2月初旬に小田急線で登戸を通過した時に、多摩川の河川に今まで見たことがなかったものが造られ始めていました。
数年ぐらい前からそのあたりで工事が始まっていた記憶があるのですが、堤防に沿った道路建設だと思っていました。


なんと、水門です。
川に水門が現れる現場を見る機会なんてほとんどないので、完成してしまう前に是非見てみたいと思い、1週間後には登戸へ向いました。


真冬の川の周辺ですから、川風も厳しい季節ですが、その日はちょうど暖かで風もなく、絶好の工事現場見学日和でした。
登戸駅から歩いて数分ぐらいのところに工事現場があり、「五反田川放水路樋門築造工事」という表示がありました。


あと少し、10mか20mぐらいで多摩川につながるあたりを掘削していました。
すでに建設が終わっている真新しい水門の近くに腰掛けて、30分ほど工事を見入ってしまいました。
高さ数m以上の地面を掘って土手を造り、土を底の部分へ運んでならすためにショベルカーが動き続けていました。

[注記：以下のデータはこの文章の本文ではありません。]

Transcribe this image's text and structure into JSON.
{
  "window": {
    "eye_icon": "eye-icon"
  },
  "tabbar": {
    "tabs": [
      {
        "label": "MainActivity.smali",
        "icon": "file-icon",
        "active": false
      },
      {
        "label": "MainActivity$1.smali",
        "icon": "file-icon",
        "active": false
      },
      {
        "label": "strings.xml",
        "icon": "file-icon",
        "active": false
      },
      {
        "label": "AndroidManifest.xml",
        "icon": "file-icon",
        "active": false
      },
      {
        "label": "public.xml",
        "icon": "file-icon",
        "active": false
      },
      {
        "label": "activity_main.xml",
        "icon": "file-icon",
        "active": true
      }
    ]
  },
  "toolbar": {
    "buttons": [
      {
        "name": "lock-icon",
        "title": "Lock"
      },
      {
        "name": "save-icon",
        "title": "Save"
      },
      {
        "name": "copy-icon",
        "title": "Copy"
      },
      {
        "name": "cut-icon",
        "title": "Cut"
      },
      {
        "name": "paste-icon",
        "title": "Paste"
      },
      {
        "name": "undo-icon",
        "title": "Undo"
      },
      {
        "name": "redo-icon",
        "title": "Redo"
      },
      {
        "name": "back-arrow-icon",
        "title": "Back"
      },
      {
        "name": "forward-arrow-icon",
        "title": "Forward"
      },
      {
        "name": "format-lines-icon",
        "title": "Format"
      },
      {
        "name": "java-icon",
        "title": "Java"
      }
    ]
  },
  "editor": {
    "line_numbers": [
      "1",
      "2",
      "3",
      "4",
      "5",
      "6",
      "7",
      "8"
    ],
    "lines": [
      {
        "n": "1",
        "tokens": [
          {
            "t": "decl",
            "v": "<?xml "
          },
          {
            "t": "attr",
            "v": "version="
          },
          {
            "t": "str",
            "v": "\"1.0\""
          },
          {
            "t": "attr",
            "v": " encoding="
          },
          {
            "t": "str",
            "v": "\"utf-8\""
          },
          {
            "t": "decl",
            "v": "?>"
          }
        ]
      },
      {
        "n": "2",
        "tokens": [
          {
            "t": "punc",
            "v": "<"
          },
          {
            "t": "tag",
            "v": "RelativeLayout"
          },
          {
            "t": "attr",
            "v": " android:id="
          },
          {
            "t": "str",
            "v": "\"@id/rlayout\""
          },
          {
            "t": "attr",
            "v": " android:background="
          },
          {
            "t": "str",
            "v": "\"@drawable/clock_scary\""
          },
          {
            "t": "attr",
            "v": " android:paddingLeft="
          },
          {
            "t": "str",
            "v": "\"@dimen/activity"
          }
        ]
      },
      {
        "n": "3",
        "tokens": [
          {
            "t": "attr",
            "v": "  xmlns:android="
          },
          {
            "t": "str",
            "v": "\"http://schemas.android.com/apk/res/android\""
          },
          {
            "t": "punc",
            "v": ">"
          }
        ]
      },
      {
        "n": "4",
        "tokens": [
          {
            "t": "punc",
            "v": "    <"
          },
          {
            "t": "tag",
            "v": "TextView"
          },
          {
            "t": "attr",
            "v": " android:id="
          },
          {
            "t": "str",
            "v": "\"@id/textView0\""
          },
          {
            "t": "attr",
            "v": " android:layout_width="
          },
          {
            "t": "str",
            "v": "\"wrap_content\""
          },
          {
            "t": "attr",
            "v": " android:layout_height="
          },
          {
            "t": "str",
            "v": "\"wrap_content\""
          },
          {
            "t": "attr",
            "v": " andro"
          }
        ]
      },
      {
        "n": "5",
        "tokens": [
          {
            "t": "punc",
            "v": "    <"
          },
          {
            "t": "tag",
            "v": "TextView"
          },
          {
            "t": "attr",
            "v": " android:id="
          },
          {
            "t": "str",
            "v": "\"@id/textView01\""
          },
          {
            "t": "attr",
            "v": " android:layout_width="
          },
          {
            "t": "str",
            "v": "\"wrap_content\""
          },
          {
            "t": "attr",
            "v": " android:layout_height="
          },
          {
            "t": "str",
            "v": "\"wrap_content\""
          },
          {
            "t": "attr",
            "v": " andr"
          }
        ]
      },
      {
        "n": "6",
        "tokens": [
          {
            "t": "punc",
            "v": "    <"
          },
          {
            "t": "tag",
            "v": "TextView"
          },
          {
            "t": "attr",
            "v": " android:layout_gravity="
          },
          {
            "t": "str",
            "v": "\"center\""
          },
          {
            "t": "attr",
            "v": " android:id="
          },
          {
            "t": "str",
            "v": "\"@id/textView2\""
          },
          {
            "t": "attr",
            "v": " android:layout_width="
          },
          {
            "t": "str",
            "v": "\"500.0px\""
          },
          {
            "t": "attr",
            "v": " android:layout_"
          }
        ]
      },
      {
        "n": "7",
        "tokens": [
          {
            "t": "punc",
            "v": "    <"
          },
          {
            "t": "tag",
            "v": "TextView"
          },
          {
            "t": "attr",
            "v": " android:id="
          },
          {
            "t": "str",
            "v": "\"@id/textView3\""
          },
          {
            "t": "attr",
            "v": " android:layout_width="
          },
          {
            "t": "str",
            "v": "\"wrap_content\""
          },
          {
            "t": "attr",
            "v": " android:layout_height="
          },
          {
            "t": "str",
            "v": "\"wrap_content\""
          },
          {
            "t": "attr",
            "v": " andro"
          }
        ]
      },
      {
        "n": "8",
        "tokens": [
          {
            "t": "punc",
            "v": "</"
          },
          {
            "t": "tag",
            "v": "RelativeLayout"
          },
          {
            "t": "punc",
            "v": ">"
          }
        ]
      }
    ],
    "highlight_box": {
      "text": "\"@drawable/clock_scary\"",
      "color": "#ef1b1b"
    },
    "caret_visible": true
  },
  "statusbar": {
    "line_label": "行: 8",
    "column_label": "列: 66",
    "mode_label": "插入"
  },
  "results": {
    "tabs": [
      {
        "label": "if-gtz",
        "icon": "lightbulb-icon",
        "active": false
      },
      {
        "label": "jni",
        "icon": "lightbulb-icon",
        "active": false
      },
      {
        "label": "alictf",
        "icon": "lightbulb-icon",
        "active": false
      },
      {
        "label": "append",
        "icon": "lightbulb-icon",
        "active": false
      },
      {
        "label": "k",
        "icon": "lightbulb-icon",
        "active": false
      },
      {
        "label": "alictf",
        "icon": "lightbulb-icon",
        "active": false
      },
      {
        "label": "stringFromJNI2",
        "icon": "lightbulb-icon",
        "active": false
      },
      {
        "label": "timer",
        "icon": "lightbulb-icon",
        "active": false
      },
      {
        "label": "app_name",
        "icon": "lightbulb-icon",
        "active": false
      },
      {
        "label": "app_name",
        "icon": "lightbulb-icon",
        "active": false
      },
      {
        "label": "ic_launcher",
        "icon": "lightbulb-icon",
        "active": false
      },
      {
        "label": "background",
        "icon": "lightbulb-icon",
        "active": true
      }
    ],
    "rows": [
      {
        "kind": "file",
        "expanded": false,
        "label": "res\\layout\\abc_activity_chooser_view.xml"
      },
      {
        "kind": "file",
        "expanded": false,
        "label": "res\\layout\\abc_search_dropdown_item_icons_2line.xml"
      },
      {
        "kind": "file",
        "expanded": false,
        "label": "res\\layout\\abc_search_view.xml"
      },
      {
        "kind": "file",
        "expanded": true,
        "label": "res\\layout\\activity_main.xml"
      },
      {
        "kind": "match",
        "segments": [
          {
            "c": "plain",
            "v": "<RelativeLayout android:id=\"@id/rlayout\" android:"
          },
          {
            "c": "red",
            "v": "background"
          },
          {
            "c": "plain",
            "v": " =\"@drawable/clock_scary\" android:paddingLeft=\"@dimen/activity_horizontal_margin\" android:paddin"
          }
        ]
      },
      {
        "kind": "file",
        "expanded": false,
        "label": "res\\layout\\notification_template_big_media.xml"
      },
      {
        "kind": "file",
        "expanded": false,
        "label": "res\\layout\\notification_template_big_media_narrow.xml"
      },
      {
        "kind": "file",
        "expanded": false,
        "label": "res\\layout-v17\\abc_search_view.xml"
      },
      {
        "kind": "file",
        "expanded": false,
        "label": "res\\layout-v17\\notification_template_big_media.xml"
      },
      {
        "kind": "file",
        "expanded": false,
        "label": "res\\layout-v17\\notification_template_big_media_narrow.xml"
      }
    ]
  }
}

そのそばのすでに掘削された場所では、20mはあると思われるボーリングの機械が引き上げられているところでした。
「なんでボーリングをしているのですか?」「地質を調べているのですか?」「その機械を使いこなせるまでにどんな知識が必要で、熟練するまでには何年ぐらいかかるのですか?」と、次々と質問したいことが浮かんで来たのですが、ぐっとこらえてその場を後にしました。


こんな建設用の機械がない人海戦術の時代だったらどんな風景だったのだろう、工事でも失敗したり死傷者がでたり、大変だったのだろうなと、わずか数人で機械を動かして粛々と掘削されている工事現場にちょっと感動してしまいました。


<五反田川放水路整備事業>



「五反田川からの放水路」ということなので、その水門の先をたどっていけば五反田川があるのだろうと、反対側を眺めてみましたが川らしきものはなく、散歩だけではその工事の全体像はわかりませんでした。


家に帰ってから検索すると、川崎市の「五反田川放水路整備事業について」という説明がありました。

五反田川流域の概要
五反田川は、麻生区細山地内を源とし、細山調整地を経て小田急線に沿って蛇行しながら流下し、東生田地内で二か領本川に合流する流路延長4.8km、流域面積8.0㎢の都市河川です。
この川には、洪水時には、下流まで約20分で流下する高低差の激しい河川です。
このため、五反田川の下流域及び二ヶ領本川との合流部では、急激な水位上昇により、度重なる水害を繰り返してきました。

五反田川放水路の概要
五反田川放水路は、洪水時には五反田川の洪水全量(150m3/s)を延長2,025mの地下トンネルに流入させ、直接多摩川へ放流させようとするものです。
本放水路は、五反田川と多摩川の水位差を利用して洪水を流下させる自然流下圧力管方式の地下河川です。


「m3」と「㎥」は違う単位なのかと調べたら、同じ単位のようです。もしかしたら、「m3」を使う事でその業種にしかわからない、専門外の人とは微妙なニュアンスの差があるのかもしれませんね、その知識とか技術に対しての。


それにしても、洪水量や河川の水位差が計算されて放水路が造られるのはすごいと数字の苦手な私には理解不能な世界です。


昨年、川崎市ではこの五反田放水路の親子見学会が行われていたそうです。
うらやましいですね。
私も参加してみたかったなあ。


水門が完成する前に、もう一度見てみたと思っていたのですがなかなか時間がとれません。
近くだったら、毎日通って工事の進捗状況を見ていたのですけれど。